Contratti in un cassetto, certificati medici in una cartella email, documenti d'identità sparsi tra colleghi: ecco cosa deve contenere il fascicolo del dipendente e come conservarlo a norma GDPR, con accessi controllati e scadenze sotto controllo.

4 marzo 2026

Cosa deve contenere il fascicolo del dipendente: il problema di chi gestisce il personale

Se ti occupi di risorse umane in una PMI o sei il titolare che segue il personale in prima persona, prima o poi ti sei posto questa domanda: cosa deve contenere il fascicolo del dipendente? E, soprattutto, dove tengo tutti questi documenti senza rischiare di perderli o di violare la privacy del lavoratore?

Nella maggior parte delle aziende italiane la realta e questa: il contratto firmato sta in un faldone, la copia della carta d'identita e in una cartella sul PC dell'ufficio, i certificati di malattia arrivano via email, l'attestato del corso sicurezza e in un raccoglitore, e la scadenza della visita medica se la ricorda (forse) chi gestiva le risorse umane due anni fa. Documenti sparsi tra cartelle, cassetti, chat e caselle email: finche tutto fila liscio nessuno se ne accorge, ma al primo controllo, al primo contenzioso o alla prima richiesta di accesso da parte del dipendente, ricostruire il quadro diventa un incubo.

Il fascicolo personale non e solo un raccoglitore: e l'insieme ordinato di tutti i documenti che riguardano un lavoratore, dalla fase di assunzione fino alla cessazione del rapporto.
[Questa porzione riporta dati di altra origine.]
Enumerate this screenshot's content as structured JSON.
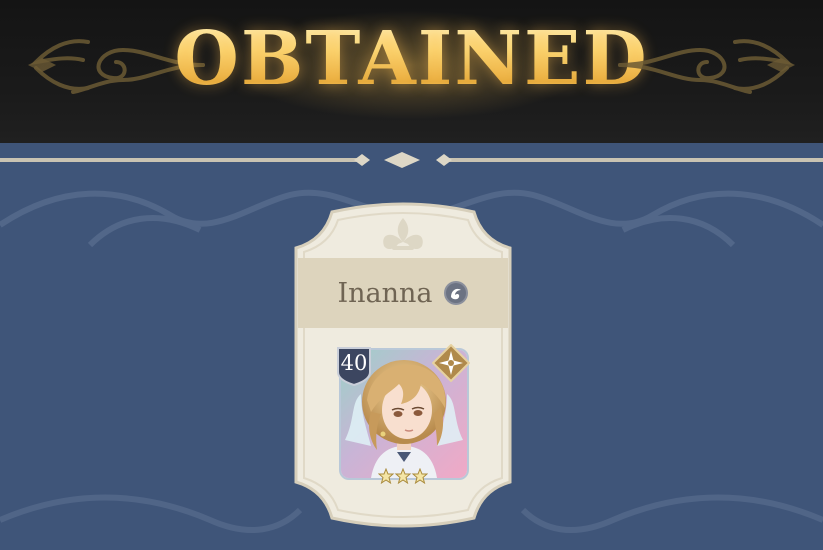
{
  "banner": {
    "title": "OBTAINED"
  },
  "reward": {
    "character_name": "Inanna",
    "level": "40",
    "rarity_stars": 3,
    "element_icon": "wind-swirl-icon",
    "class_icon": "compass-star-icon"
  },
  "colors": {
    "background": "#3f5579",
    "banner": "#161616",
    "gold": "#f6cf63",
    "card": "#efebdf",
    "name_band": "#ddd4bd",
    "name_text": "#6f6453"
  }
}
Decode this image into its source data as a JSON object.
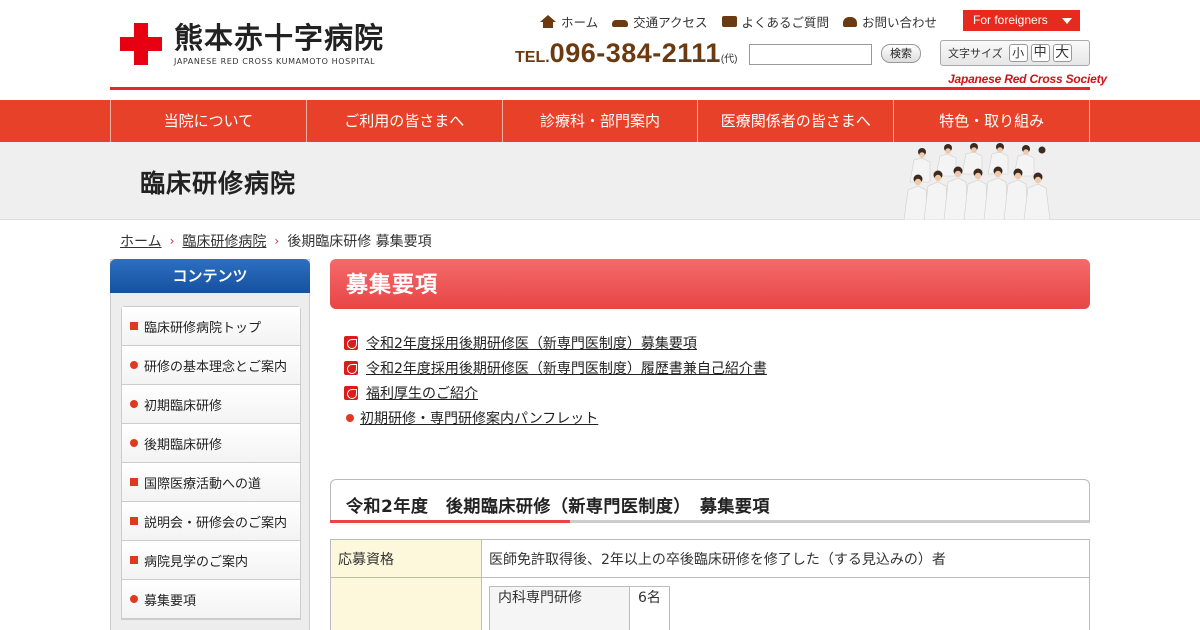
{
  "header": {
    "logo_title": "熊本赤十字病院",
    "logo_sub": "JAPANESE RED CROSS KUMAMOTO HOSPITAL",
    "util_nav": [
      {
        "label": "ホーム",
        "icon": "home-icon"
      },
      {
        "label": "交通アクセス",
        "icon": "car-icon"
      },
      {
        "label": "よくあるご質問",
        "icon": "faq-icon"
      },
      {
        "label": "お問い合わせ",
        "icon": "phone-icon"
      }
    ],
    "foreign_label": "For foreigners",
    "tel_prefix": "TEL.",
    "tel_number": "096-384-2111",
    "tel_suffix": "(代)",
    "search_placeholder": "",
    "search_button": "検索",
    "fontsize_label": "文字サイズ",
    "fontsize_small": "小",
    "fontsize_mid": "中",
    "fontsize_large": "大",
    "society": "Japanese Red Cross Society"
  },
  "gnav": [
    "当院について",
    "ご利用の皆さまへ",
    "診療科・部門案内",
    "医療関係者の皆さまへ",
    "特色・取り組み"
  ],
  "band": {
    "title": "臨床研修病院"
  },
  "breadcrumb": [
    {
      "label": "ホーム"
    },
    {
      "label": "臨床研修病院"
    },
    {
      "label": "後期臨床研修 募集要項"
    }
  ],
  "sidebar": {
    "heading": "コンテンツ",
    "items": [
      {
        "label": "臨床研修病院トップ",
        "mark": "square"
      },
      {
        "label": "研修の基本理念とご案内",
        "mark": "dot"
      },
      {
        "label": "初期臨床研修",
        "mark": "dot"
      },
      {
        "label": "後期臨床研修",
        "mark": "dot"
      },
      {
        "label": "国際医療活動への道",
        "mark": "square"
      },
      {
        "label": "説明会・研修会のご案内",
        "mark": "square"
      },
      {
        "label": "病院見学のご案内",
        "mark": "square"
      },
      {
        "label": "募集要項",
        "mark": "dot"
      }
    ]
  },
  "main": {
    "heading": "募集要項",
    "links": [
      {
        "label": "令和2年度採用後期研修医（新専門医制度）募集要項",
        "icon": "pdf-icon"
      },
      {
        "label": "令和2年度採用後期研修医（新専門医制度）履歴書兼自己紹介書",
        "icon": "pdf-icon"
      },
      {
        "label": "福利厚生のご紹介",
        "icon": "pdf-icon"
      },
      {
        "label": "初期研修・専門研修案内パンフレット",
        "icon": "dot-icon"
      }
    ],
    "section_title": "令和2年度　後期臨床研修（新専門医制度）　募集要項",
    "table": {
      "row1_label": "応募資格",
      "row1_value": "医師免許取得後、2年以上の卒後臨床研修を修了した（する見込みの）者",
      "inner_name": "内科専門研修",
      "inner_count": "6名"
    }
  },
  "colors": {
    "brand_red": "#e8412a",
    "sidebar_blue": "#1551a0",
    "heading_red": "#e84545"
  }
}
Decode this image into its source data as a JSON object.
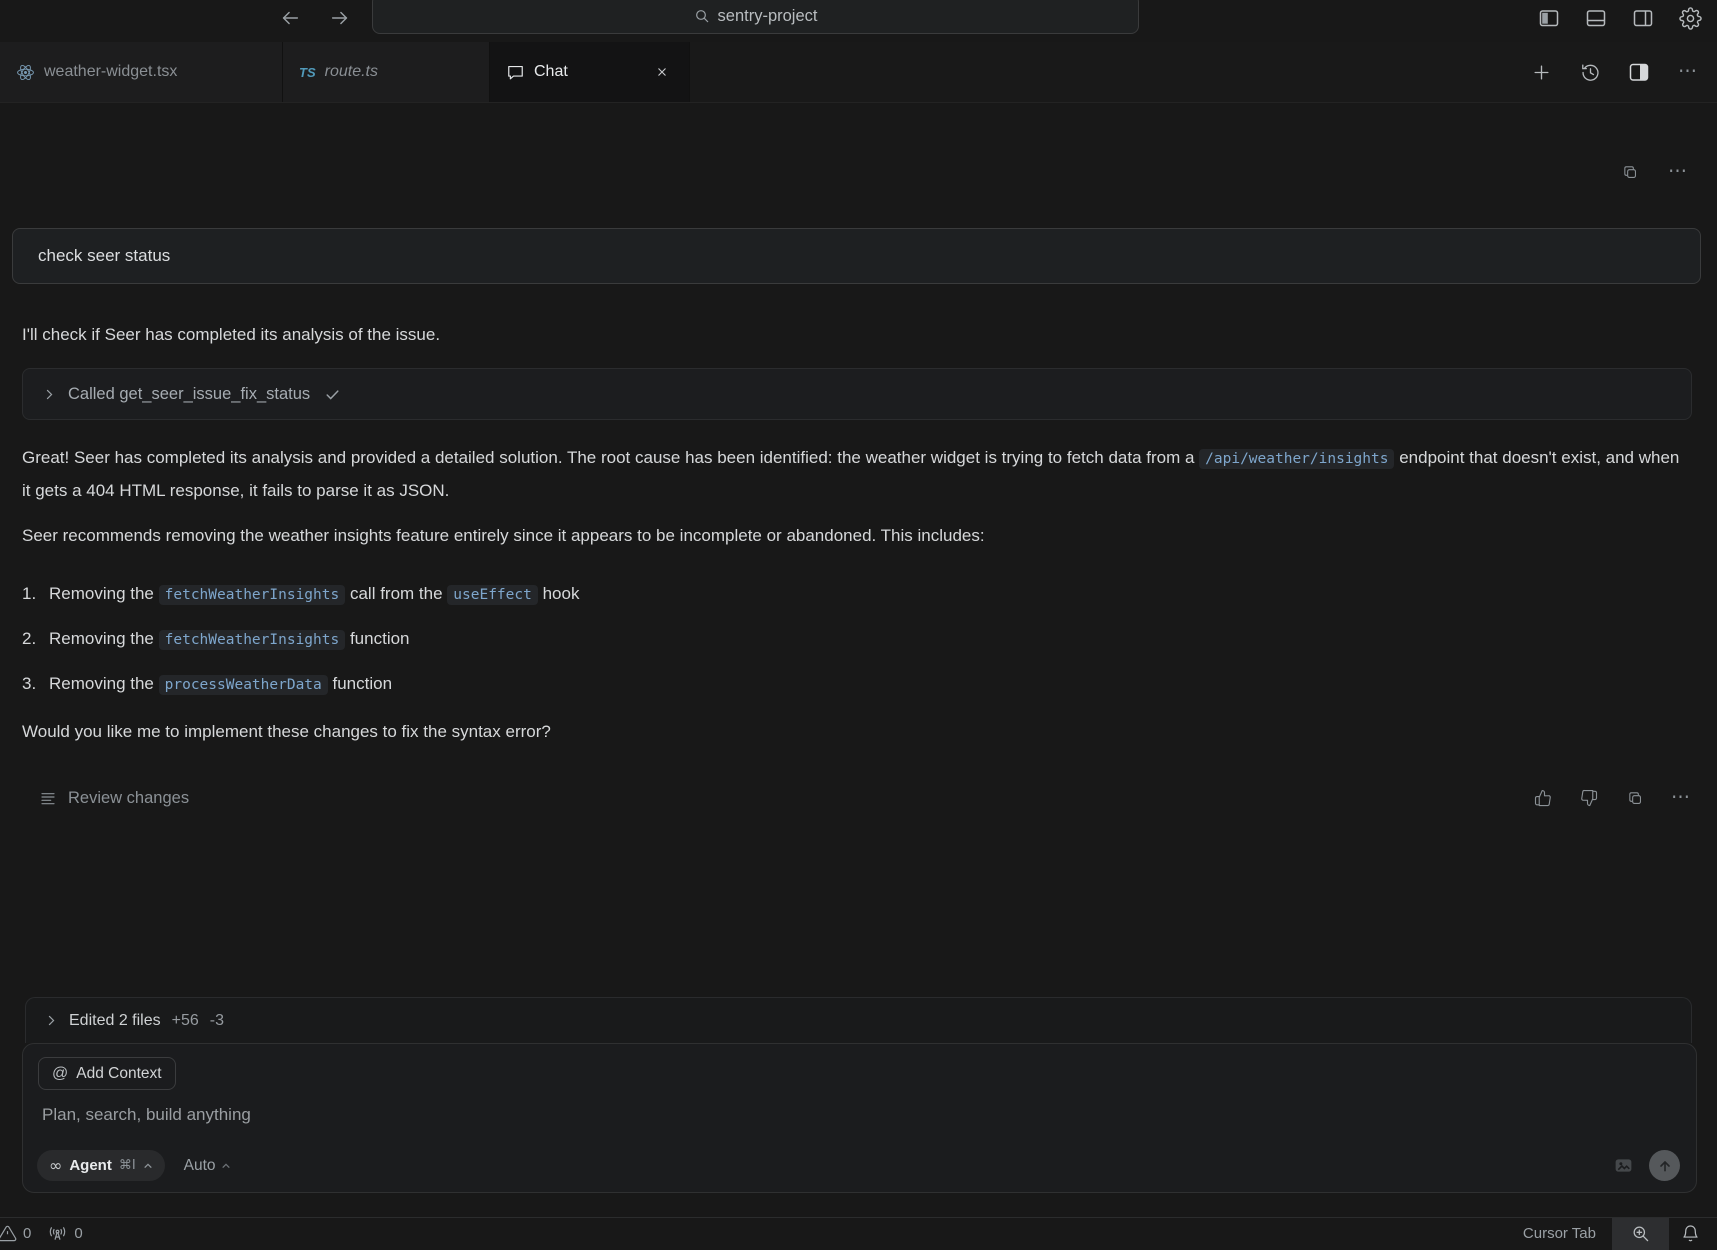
{
  "icons": {
    "infinity": "∞",
    "at": "@",
    "ellipsis": "⋯"
  },
  "titlebar": {
    "search_value": "sentry-project"
  },
  "tabbar": {
    "tabs": [
      {
        "label": "weather-widget.tsx"
      },
      {
        "prefix": "TS",
        "label": "route.ts"
      },
      {
        "label": "Chat"
      }
    ]
  },
  "chat": {
    "user_message": "check seer status",
    "intro": "I'll check if Seer has completed its analysis of the issue.",
    "tool_call_label": "Called get_seer_issue_fix_status",
    "paragraph1": [
      {
        "t": "text",
        "v": "Great! Seer has completed its analysis and provided a detailed solution. The root cause has been identified: the weather widget is trying to fetch data from a "
      },
      {
        "t": "code",
        "v": "/api/weather/insights"
      },
      {
        "t": "text",
        "v": " endpoint that doesn't exist, and when it gets a 404 HTML response, it fails to parse it as JSON."
      }
    ],
    "paragraph2": "Seer recommends removing the weather insights feature entirely since it appears to be incomplete or abandoned. This includes:",
    "list": [
      {
        "num": "1.",
        "segments": [
          {
            "t": "text",
            "v": "Removing the "
          },
          {
            "t": "code",
            "v": "fetchWeatherInsights"
          },
          {
            "t": "text",
            "v": " call from the "
          },
          {
            "t": "code",
            "v": "useEffect"
          },
          {
            "t": "text",
            "v": " hook"
          }
        ]
      },
      {
        "num": "2.",
        "segments": [
          {
            "t": "text",
            "v": "Removing the "
          },
          {
            "t": "code",
            "v": "fetchWeatherInsights"
          },
          {
            "t": "text",
            "v": " function"
          }
        ]
      },
      {
        "num": "3.",
        "segments": [
          {
            "t": "text",
            "v": "Removing the "
          },
          {
            "t": "code",
            "v": "processWeatherData"
          },
          {
            "t": "text",
            "v": " function"
          }
        ]
      }
    ],
    "question": "Would you like me to implement these changes to fix the syntax error?",
    "review_label": "Review changes",
    "edited": {
      "label": "Edited 2 files",
      "additions": "+56",
      "deletions": "-3"
    }
  },
  "composer": {
    "add_context_label": "Add Context",
    "placeholder": "Plan, search, build anything",
    "agent_label": "Agent",
    "agent_shortcut": "⌘I",
    "mode_label": "Auto"
  },
  "statusbar": {
    "problems_count": "0",
    "ports_count": "0",
    "cursor_tab_label": "Cursor Tab"
  },
  "colors": {
    "code_blue": "#7ea6cc",
    "active_text": "#e8eaec",
    "panel_bg": "#181818"
  }
}
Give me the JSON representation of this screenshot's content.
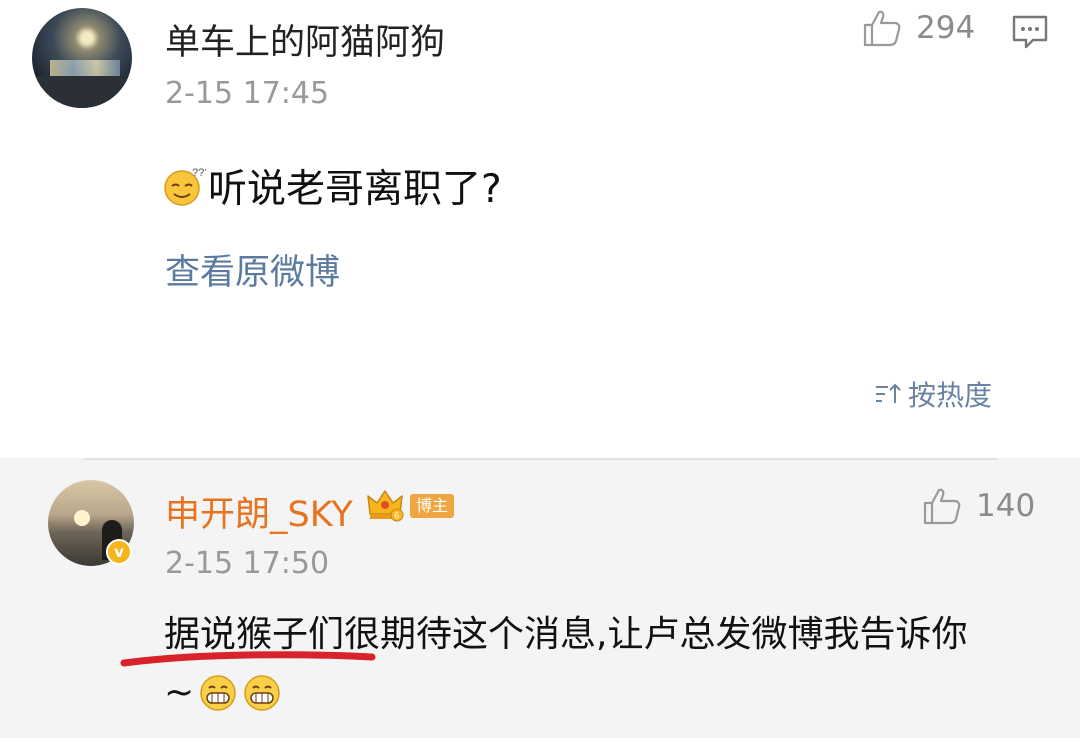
{
  "main_comment": {
    "username": "单车上的阿猫阿狗",
    "timestamp": "2-15 17:45",
    "like_count": "294",
    "content": "听说老哥离职了?",
    "content_emoji": "thinking-face-emoji",
    "view_original_label": "查看原微博"
  },
  "sort": {
    "label": "按热度",
    "icon": "sort-icon"
  },
  "reply": {
    "username": "申开朗_SKY",
    "crown_icon": "crown-icon",
    "badge_label": "博主",
    "timestamp": "2-15 17:50",
    "like_count": "140",
    "content_line1": "据说猴子们很期待这个消息,让卢总发微博我告诉你",
    "content_line2": "~",
    "content_emojis": [
      "grinning-face-emoji",
      "grinning-face-emoji"
    ],
    "annotation": "red-underline-mark"
  },
  "colors": {
    "background": "#ffffff",
    "reply_background": "#f4f4f4",
    "username_primary": "#222222",
    "username_blogger": "#e8731f",
    "link_blue": "#5b7a9f",
    "timestamp_gray": "#999999",
    "underline_red": "#d8232a",
    "badge_gold": "#f0a640"
  }
}
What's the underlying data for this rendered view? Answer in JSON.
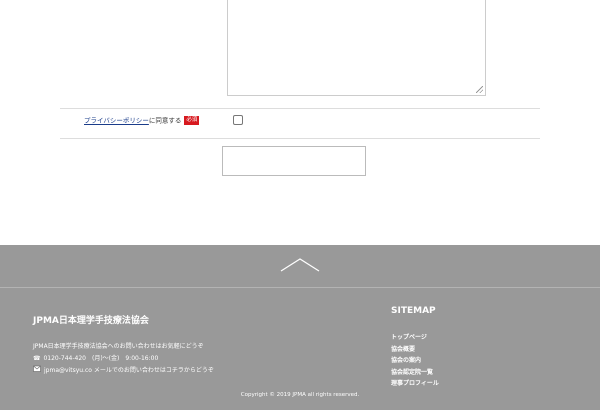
{
  "form": {
    "message_value": "",
    "privacy": {
      "link_text": "プライバシーポリシー",
      "suffix": "に同意する",
      "required_badge": "必須"
    },
    "submit_label": ""
  },
  "footer": {
    "org_name": "JPMA日本理学手技療法協会",
    "contact": {
      "intro": "JPMA日本理学手技療法協会へのお問い合わせはお気軽にどうぞ",
      "phone": "0120-744-420　(月)〜(金)　9:00-16:00",
      "email": "jpma@vitsyu.co メールでのお問い合わせはコチラからどうぞ"
    },
    "sitemap": {
      "title": "SITEMAP",
      "items": [
        "トップページ",
        "協会概要",
        "協会の案内",
        "協会認定院一覧",
        "理事プロフィール"
      ]
    },
    "copyright": "Copyright © 2019 JPMA all rights reserved."
  },
  "icons": {
    "pagetop": "chevron-up-icon",
    "phone": "phone-icon",
    "mail": "mail-icon"
  },
  "colors": {
    "footer_bg": "#999999",
    "required_badge": "#d7191f",
    "link": "#1a3c8a"
  }
}
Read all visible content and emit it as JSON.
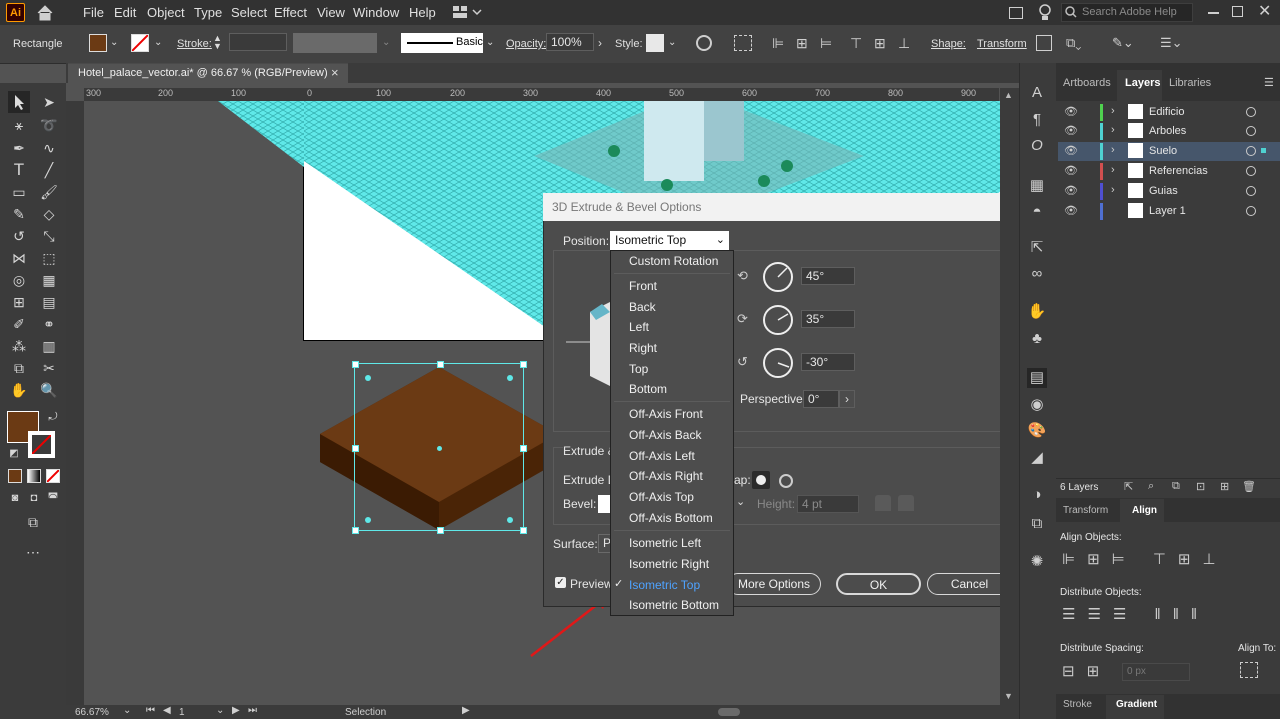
{
  "app": {
    "logo": "Ai"
  },
  "menu": [
    "File",
    "Edit",
    "Object",
    "Type",
    "Select",
    "Effect",
    "View",
    "Window",
    "Help"
  ],
  "search": {
    "placeholder": "Search Adobe Help"
  },
  "control": {
    "tool_name": "Rectangle",
    "stroke_label": "Stroke:",
    "stroke_style": "Basic",
    "opacity_label": "Opacity:",
    "opacity_value": "100%",
    "style_label": "Style:",
    "shape_label": "Shape:",
    "transform_label": "Transform"
  },
  "document": {
    "tab_title": "Hotel_palace_vector.ai* @ 66.67 % (RGB/Preview)",
    "close": "×"
  },
  "ruler": {
    "h": [
      "300",
      "200",
      "100",
      "0",
      "100",
      "200",
      "300",
      "400",
      "500",
      "600",
      "700",
      "800",
      "900"
    ]
  },
  "panel": {
    "tabs": [
      "Artboards",
      "Layers",
      "Libraries"
    ],
    "layers": [
      {
        "name": "Edificio",
        "color": "#4fd14f"
      },
      {
        "name": "Arboles",
        "color": "#4fd1d1"
      },
      {
        "name": "Suelo",
        "color": "#4fd1d1"
      },
      {
        "name": "Referencias",
        "color": "#d14f4f"
      },
      {
        "name": "Guias",
        "color": "#4f4fd1"
      },
      {
        "name": "Layer 1",
        "color": "#4f6fd1"
      }
    ],
    "layer_count": "6 Layers",
    "lower_tabs": [
      "Transform",
      "Align"
    ],
    "align_objects": "Align Objects:",
    "distribute_objects": "Distribute Objects:",
    "distribute_spacing": "Distribute Spacing:",
    "align_to": "Align To:",
    "spacing_value": "0 px",
    "bottom_tabs": [
      "Stroke",
      "Gradient"
    ]
  },
  "dialog": {
    "title": "3D Extrude & Bevel Options",
    "position_label": "Position:",
    "position_value": "Isometric Top",
    "rot_x": "45°",
    "rot_y": "35°",
    "rot_z": "-30°",
    "perspective_label": "Perspective:",
    "perspective_value": "0°",
    "extrude_label": "Extrude &",
    "extrude_depth_label": "Extrude D",
    "cap_label": "ap:",
    "bevel_label": "Bevel:",
    "height_label": "Height:",
    "height_value": "4 pt",
    "surface_label": "Surface:",
    "surface_value": "P",
    "preview_label": "Preview",
    "more_options": "More Options",
    "ok": "OK",
    "cancel": "Cancel"
  },
  "dropdown": {
    "items": [
      "Custom Rotation",
      "Front",
      "Back",
      "Left",
      "Right",
      "Top",
      "Bottom",
      "Off-Axis Front",
      "Off-Axis Back",
      "Off-Axis Left",
      "Off-Axis Right",
      "Off-Axis Top",
      "Off-Axis Bottom",
      "Isometric Left",
      "Isometric Right",
      "Isometric Top",
      "Isometric Bottom"
    ],
    "selected": "Isometric Top"
  },
  "status": {
    "zoom": "66.67%",
    "page": "1",
    "tool": "Selection"
  },
  "colors": {
    "fill": "#6b3a14",
    "accent": "#4fa3ff",
    "grid": "#5fe8e8"
  }
}
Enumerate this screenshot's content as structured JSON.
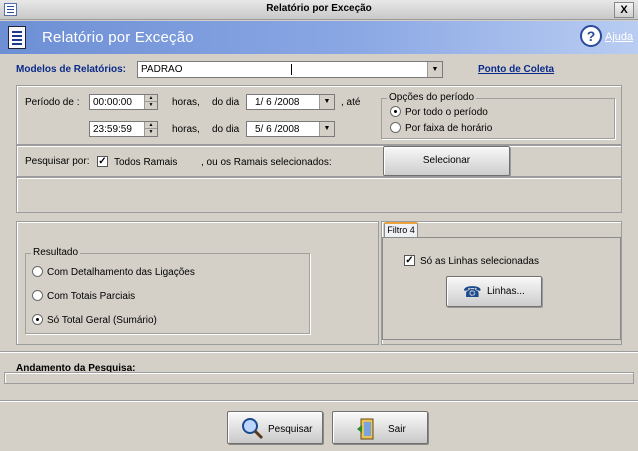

Tenerlo completo e a norma GDPR non e una formalita, ma una tutela concreta per l'azienda e per la persona.

I documenti che non possono mancare nel fascicolo del lavoratore

Non esiste un elenco unico fissato per legge che dica esattamente cosa archiviare, ma la prassi consolidata e gli adempimenti normativi delineano un contenuto piuttosto preciso. Ecco i documenti che il fascicolo del dipendente dovrebbe sempre contenere.

Documenti anagrafici e di assunzione

  • Dati anagrafici e codice fiscale del lavoratore.
  • Copia del documento d'identita e, se previsto, del permesso di soggiorno.
  • Lettera di assunzione e contratto di lavoro firmato, con indicazione di mansione, livello, CCNL applicato e retribuzione.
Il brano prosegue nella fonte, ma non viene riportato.